Physical characteristics
- • location: Crane Swamp between Briskey Mountain and Bartlett Mountain in North Branch Township, Wyoming County, Pennsylvania
- • elevation: 2,244 ft (684 m)
- • location: Barnes Brook in Colley Township, Sullivan County, Pennsylvania near Lovelton
- • coordinates: 41°30′32″N 76°13′55″W﻿ / ﻿41.5088°N 76.2320°W
- • elevation: 1,414 ft (431 m)
- Length: 1.1 mi (1.8 km)
- Basin size: 0.86 sq mi (2.2 km^{2})

Basin features
- Progression: Barnes Brook → North Branch Mehoopany Creek → Mehoopany Creek → Susquehanna River → Chesapeake Bay

= Coffee Brook =

Stream in Pennsylvania, United States

Coffee Brook is a tributary of Barnes Brook in Wyoming County and Sullivan County, in Pennsylvania, in the United States. It is approximately 1.1 mi long and flows through North Branch Township in Wyoming County and Colley Township in Sullivan County. The watershed of the stream has an area of 0.86 sqmi. The stream itself has a high gradient and primarily flows through forested lands. Access is difficult due to a lack of nearby roads and extensive private property signs in the area.

==Course==
Coffee Brook begins in Crane Swamp between Bartlett Mountain and Briskey Mountain in North Branch Township, Wyoming County. It flows north-northwest for a few tenths of a mile before meandering west for a short distance, crossing into Colley Township, Sullivan County. Here, the stream turns north-northwest for a few tenths of a mile, entering a valley, before turning north-northeast. A few tenths of a mile further downstream, it turns north and reaches its confluence with Barnes Brook.

Coffee Brook joins Barnes Brook 0.84 mi upstream of its mouth.

==Hydrology, geography and geology==
The elevation near the mouth of Coffee Brook is 1414 ft above sea level. The elevation of the stream's source is 2244 ft above sea level.

Coffee Brook is a short, high-gradient stream, falling at a rate of 141.4 m/km. It flows in a generally northerly direction.

==Watershed and biology==
The watershed of Coffee Brook has an area of 0.86 sqmi. The mouth of the stream is in the United States Geological Survey quadrangle of Jenningsville. However, its source is in the quadrangle of Dutch Mountain. It joins Barnes Brook near Lovelton.

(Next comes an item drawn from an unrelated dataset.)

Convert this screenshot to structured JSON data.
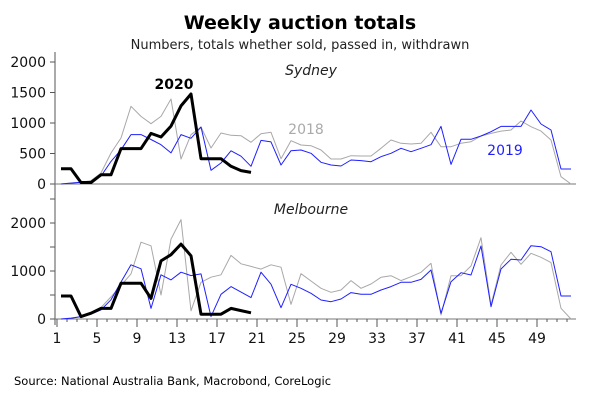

The watershed of Coffee Brook is mostly forested. It is difficult to access the stream, as no part of it is within 500 m of a road and the area is mostly on heavily posted private property. In 2000, the population density of the watershed was 4 /km2.

The headwaters of Coffee Brook are in Crane Swamp, near the border of Pennsylvania State Game Lands Number 57. Spruce trees were common around the swamp in the late 19th century, though in the early 20th century, extensive logging was done in the area. More recently, several hundred specimens of a shrub species that is rare in Pennsylvania have been observed in the swamp.

==History==
Coffee Brook was entered into the Geographic Names Information System on August 2, 1979. Its identifier in the Geographic Names Information System is 1172127.

In 2001, Pennsylvania Fish and Boat Commission biologists attempted to visit Coffee Brook during a study of the North Branch Mehoopany Creek watershed, but were unable to find a way to reach the stream due to the extensive private property signs in the area.